"I'm looking at about $40 to $50 each way, and it could end up costing me about $100 every time."
Clients can choose to receive the information in the form of an encrypted CD couriered to them but that has also been criticised as expensive for those who want hard copies or impractical for those lacking computer skills.
ACC told Hawkes Bay Today the policy was "not a cost-cutting exercise, but a proactive step we've taken to improve the security and protection of client information".
"These changes have been introduced with our clients' best interests in mind, because they reduce the risk of a client's hard copy file ending up in the wrong hands."
But just a few weeks after the new policy was introduced, the Herald this week obtained a recent letter from an ACC manager to a sensitive claimant in which the manager says corporation's Sensitive Claims Unit had sought "further advice from senior management".
"It has been confirmed that ACC are now able to send copy files for sensitive claim clients only, directly to their home address."
A sensitive ACC claimant who did not wish to be named said the new privacy policy and partial back down was "another example of ACC being consistently inconsistent".
"They are making kneejerk reactions without even considering one iota of what claimants require or request or need."

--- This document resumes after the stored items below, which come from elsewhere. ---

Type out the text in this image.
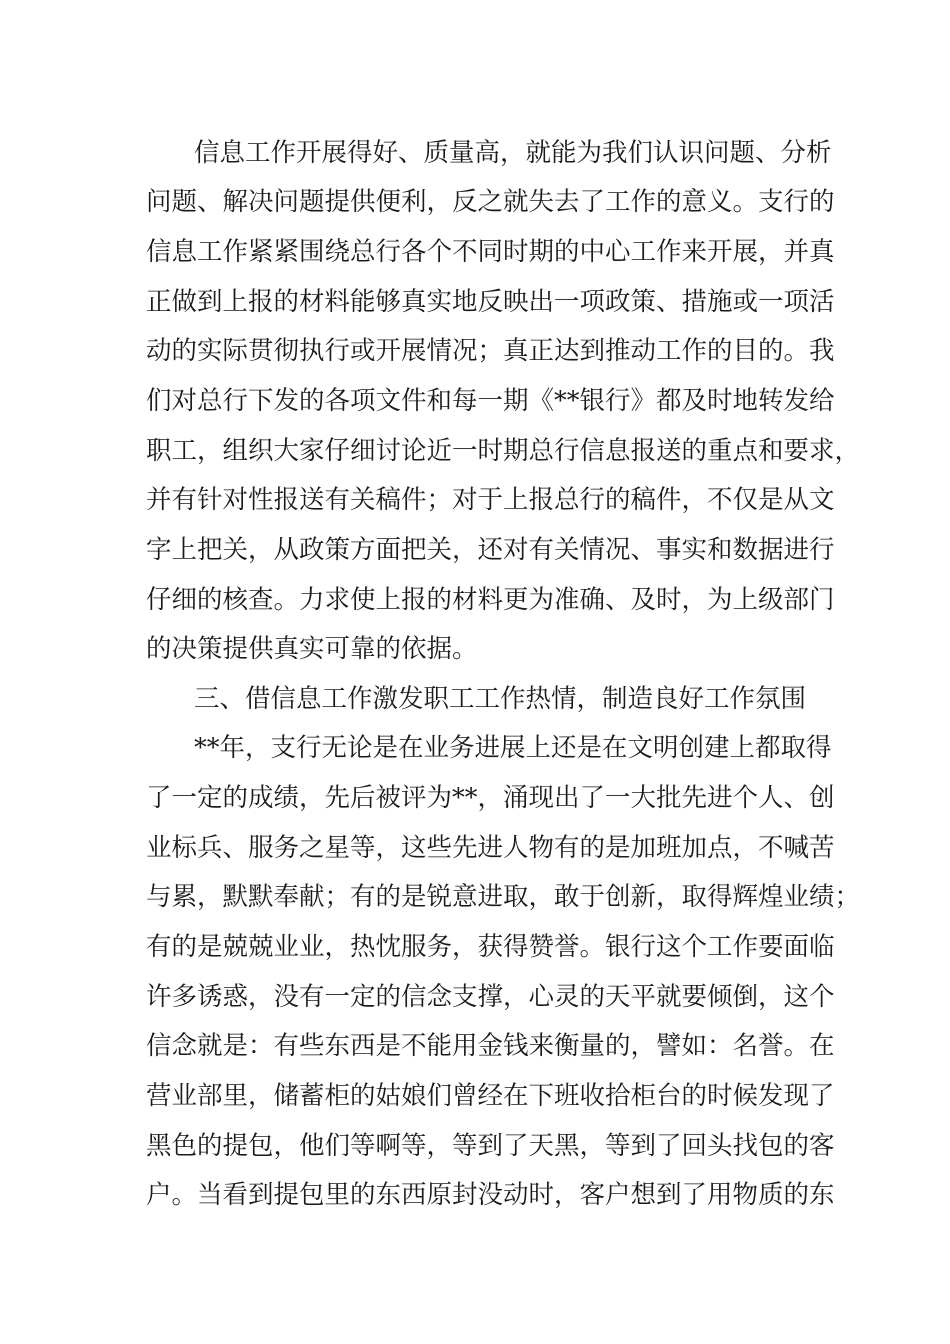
信息工作开展得好、质量高，就能为我们认识问题、分析
问题、解决问题提供便利，反之就失去了工作的意义。支行的
信息工作紧紧围绕总行各个不同时期的中心工作来开展，并真
正做到上报的材料能够真实地反映出一项政策、措施或一项活
动的实际贯彻执行或开展情况；真正达到推动工作的目的。我
们对总行下发的各项文件和每一期《**银行》都及时地转发给
职工，组织大家仔细讨论近一时期总行信息报送的重点和要求，
并有针对性报送有关稿件；对于上报总行的稿件，不仅是从文
字上把关，从政策方面把关，还对有关情况、事实和数据进行
仔细的核查。力求使上报的材料更为准确、及时，为上级部门
的决策提供真实可靠的依据。
三、借信息工作激发职工工作热情，制造良好工作氛围
**年，支行无论是在业务进展上还是在文明创建上都取得
了一定的成绩，先后被评为**，涌现出了一大批先进个人、创
业标兵、服务之星等，这些先进人物有的是加班加点，不喊苦
与累，默默奉献；有的是锐意进取，敢于创新，取得辉煌业绩；
有的是兢兢业业，热忱服务，获得赞誉。银行这个工作要面临
许多诱惑，没有一定的信念支撑，心灵的天平就要倾倒，这个
信念就是：有些东西是不能用金钱来衡量的，譬如：名誉。在
营业部里，储蓄柜的姑娘们曾经在下班收拾柜台的时候发现了
黑色的提包，他们等啊等，等到了天黑，等到了回头找包的客
户。当看到提包里的东西原封没动时，客户想到了用物质的东
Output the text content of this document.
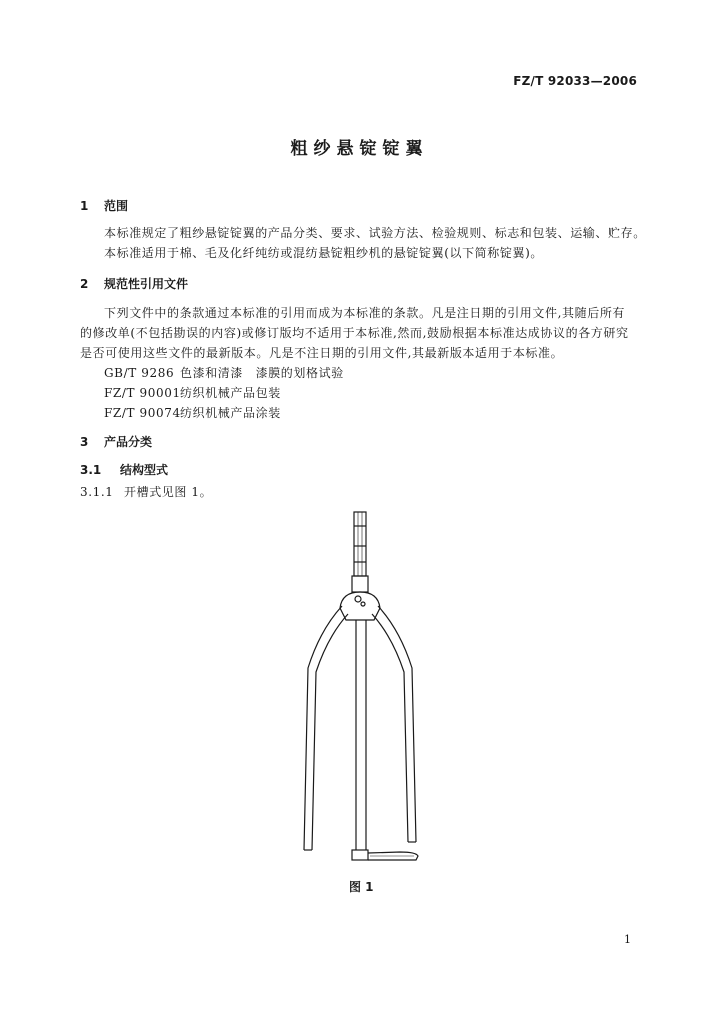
FZ/T 92033—2006
粗纱悬锭锭翼
1 范围
本标准规定了粗纱悬锭锭翼的产品分类、要求、试验方法、检验规则、标志和包装、运输、贮存。
本标准适用于棉、毛及化纤纯纺或混纺悬锭粗纱机的悬锭锭翼(以下简称锭翼)。
2 规范性引用文件
下列文件中的条款通过本标准的引用而成为本标准的条款。凡是注日期的引用文件,其随后所有
的修改单(不包括勘误的内容)或修订版均不适用于本标准,然而,鼓励根据本标准达成协议的各方研究
是否可使用这些文件的最新版本。凡是不注日期的引用文件,其最新版本适用于本标准。
GB/T 9286 色漆和清漆　漆膜的划格试验
FZ/T 90001纺织机械产品包装
FZ/T 90074纺织机械产品涂装
3 产品分类
3.1 结构型式
3.1.1 开槽式见图 1。
图 1
1
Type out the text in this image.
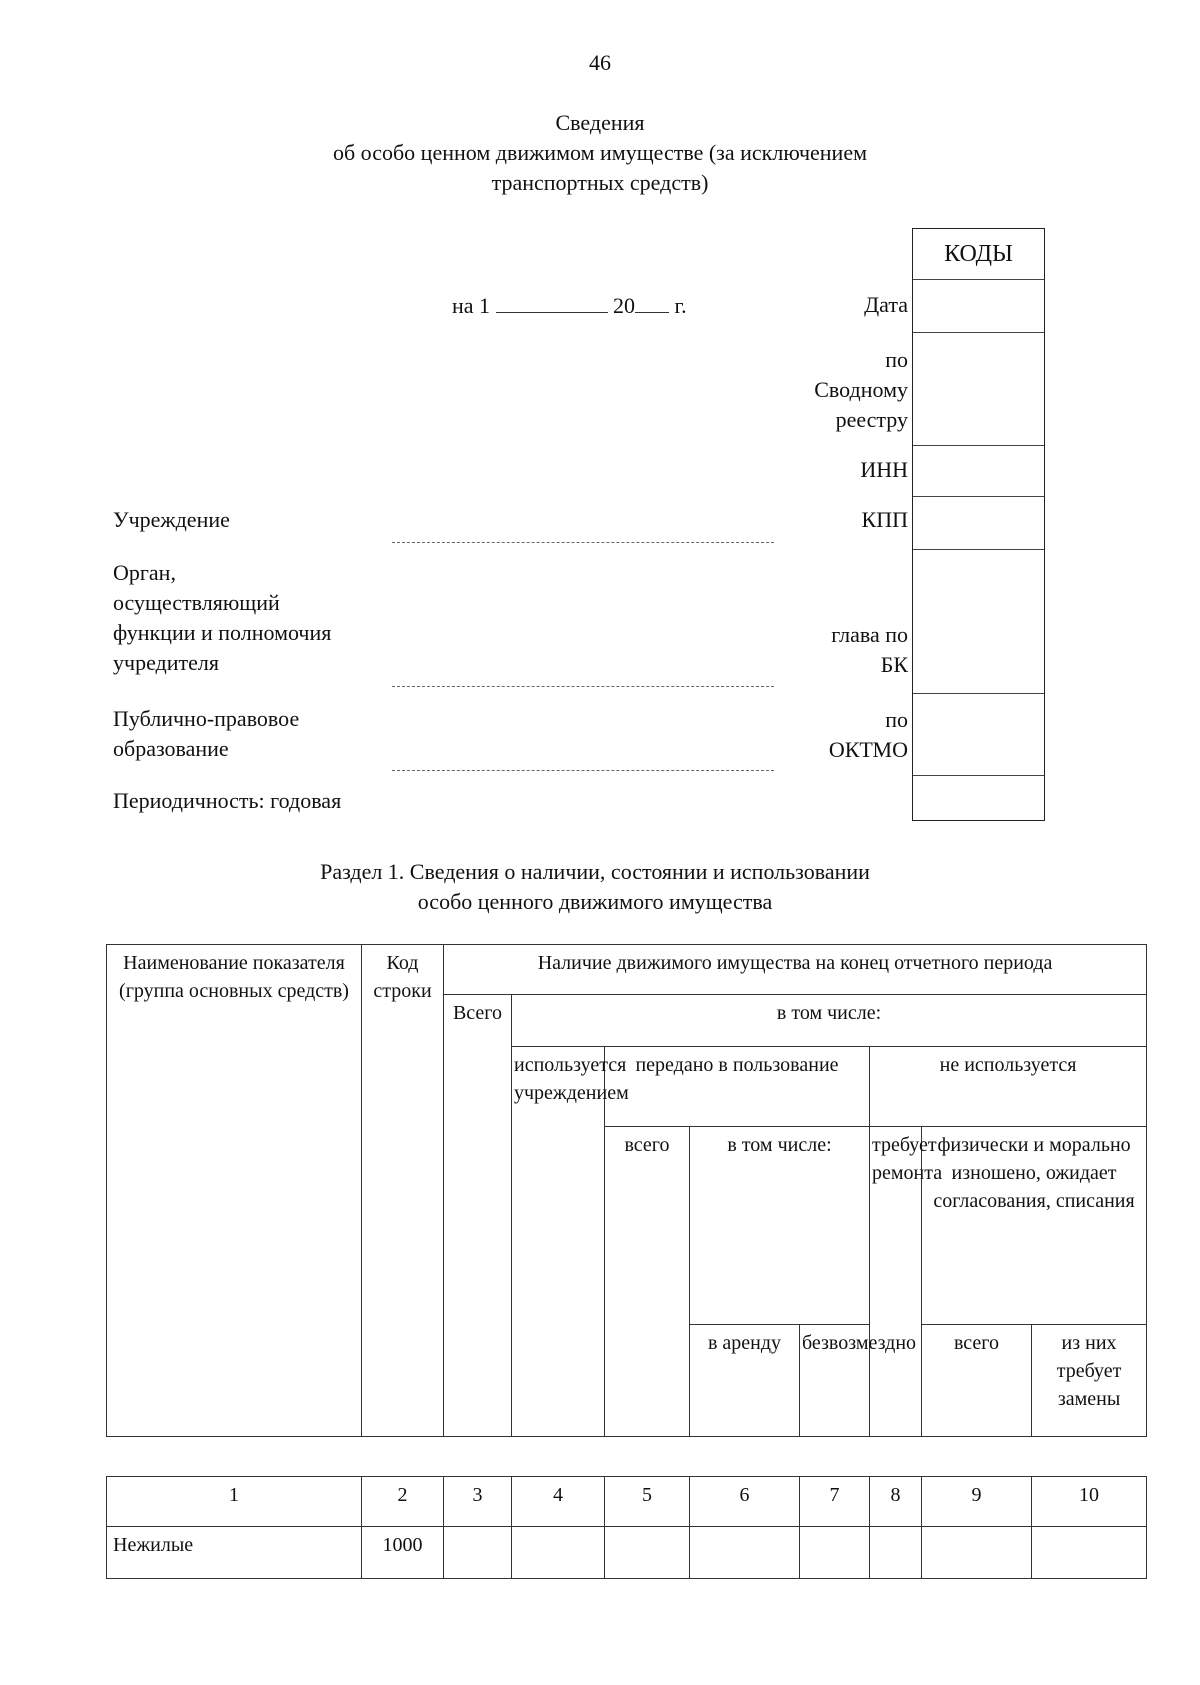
46
Сведения
об особо ценном движимом имуществе (за исключением
транспортных средств)
КОДЫ
на 1	20 г.	Дата
по
Сводному
реестру
ИНН
КПП
глава по
БК
по
ОКТМО
Учреждение
Орган,
осуществляющий
функции и полномочия
учредителя
Публично-правовое
образование
Периодичность: годовая
Раздел 1. Сведения о наличии, состоянии и использовании
особо ценного движимого имущества
Наименование показателя (группа основных средств)	Код строки	Наличие движимого имущества на конец отчетного периода							
		Всего	в том числе:						
			используется учреждением	передано в пользование			не используется		
				всего	в том числе:		требует ремонта	физически и морально изношено, ожидает согласования, списания	
					в аренду	безвозмездно		всего	из них требует замены
1	2	3	4	5	6	7	8	9	10
Нежилые	1000								
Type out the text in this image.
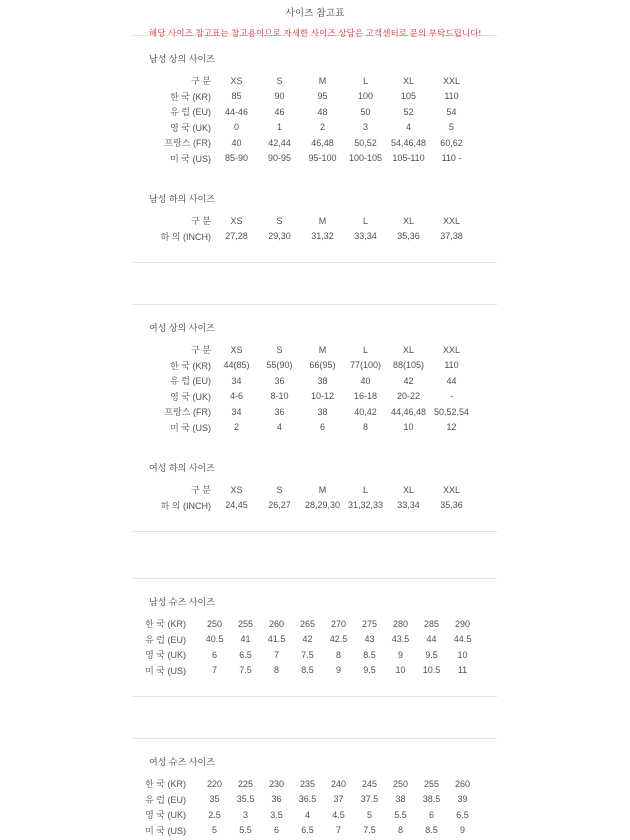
사이즈 참고표
해당 사이즈 참고표는 참고용이므로 자세한 사이즈 상담은 고객센터로 문의 부탁드립니다!
남성 상의 사이즈
구 분	XS	S	M	L	XL	XXL
한 국 (KR)	85	90	95	100	105	110
유 럽 (EU)	44-46	46	48	50	52	54
영 국 (UK)	0	1	2	3	4	5
프랑스 (FR)	40	42,44	46,48	50,52	54,46,48	60,62
미 국 (US)	85-90	90-95	95-100	100-105	105-110	110 -
남성 하의 사이즈
구 분	XS	S	M	L	XL	XXL
하 의 (INCH)	27,28	29,30	31,32	33,34	35,36	37,38
여성 상의 사이즈
구 분	XS	S	M	L	XL	XXL
한 국 (KR)	44(85)	55(90)	66(95)	77(100)	88(105)	110
유 럽 (EU)	34	36	38	40	42	44
영 국 (UK)	4-6	8-10	10-12	16-18	20-22	-
프랑스 (FR)	34	36	38	40,42	44,46,48	50,52,54
미 국 (US)	2	4	6	8	10	12
여성 하의 사이즈
구 분	XS	S	M	L	XL	XXL
하 의 (INCH)	24,45	26,27	28,29,30	31,32,33	33,34	35,36
남성 슈즈 사이즈
한 국 (KR)	250	255	260	265	270	275	280	285	290
유 럽 (EU)	40.5	41	41.5	42	42.5	43	43.5	44	44.5
영 국 (UK)	6	6.5	7	7.5	8	8.5	9	9.5	10
미 국 (US)	7	7.5	8	8.5	9	9.5	10	10.5	11
여성 슈즈 사이즈
한 국 (KR)	220	225	230	235	240	245	250	255	260
유 럽 (EU)	35	35.5	36	36.5	37	37.5	38	38.5	39
영 국 (UK)	2.5	3	3.5	4	4.5	5	5.5	6	6.5
미 국 (US)	5	5.5	6	6.5	7	7.5	8	8.5	9
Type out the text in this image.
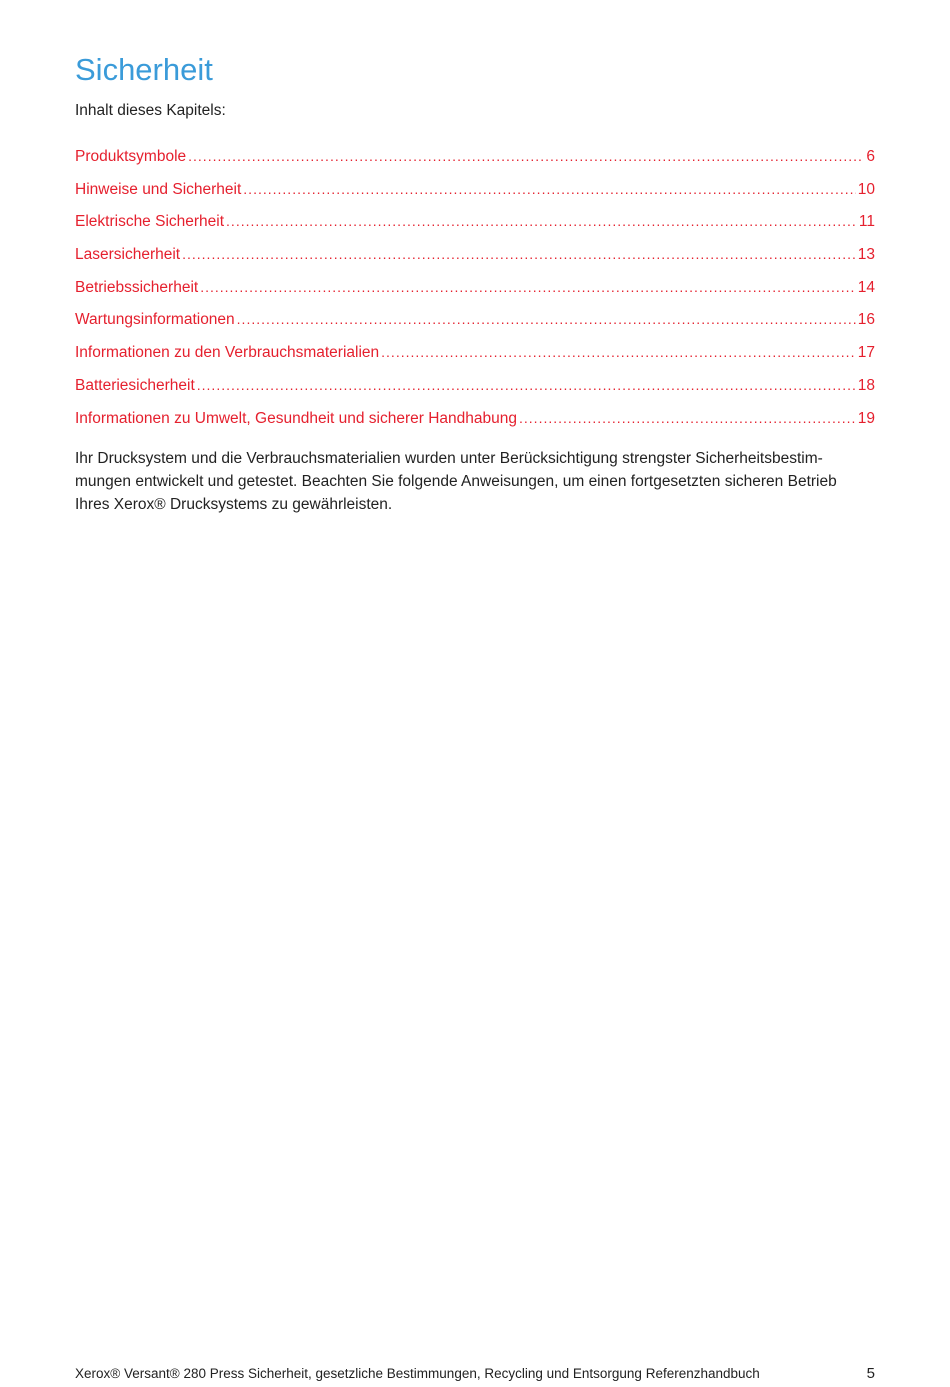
Sicherheit

Inhalt dieses Kapitels:

Produktsymbole .....	6
Hinweise und Sicherheit .....	10
Elektrische Sicherheit .....	11
Lasersicherheit .....	13
Betriebssicherheit .....	14
Wartungsinformationen .....	16
Informationen zu den Verbrauchsmaterialien .....	17
Batteriesicherheit .....	18
Informationen zu Umwelt, Gesundheit und sicherer Handhabung .....	19

Ihr Drucksystem und die Verbrauchsmaterialien wurden unter Berücksichtigung strengster Sicherheitsbestim-mungen entwickelt und getestet. Beachten Sie folgende Anweisungen, um einen fortgesetzten sicheren Betrieb Ihres Xerox® Drucksystems zu gewährleisten.

Xerox® Versant® 280 Press Sicherheit, gesetzliche Bestimmungen, Recycling und Entsorgung Referenzhandbuch	5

The claimant said the policy requiring claimants collect documents didn't take into account the needs of clients.
"For myself it's a 180km round trip."
The claimant said ACC "should be asking each client which is their preferred method of delivery, simple end of story".
A spokeswoman for ACC said the corporation had opted to continue couriering files to sensitive claims clients, "with special measures taken in the couriering''.
That included a stringent "track and trace'' process and courier follow up.
ACC would also only courier to a verified client's home address, she said.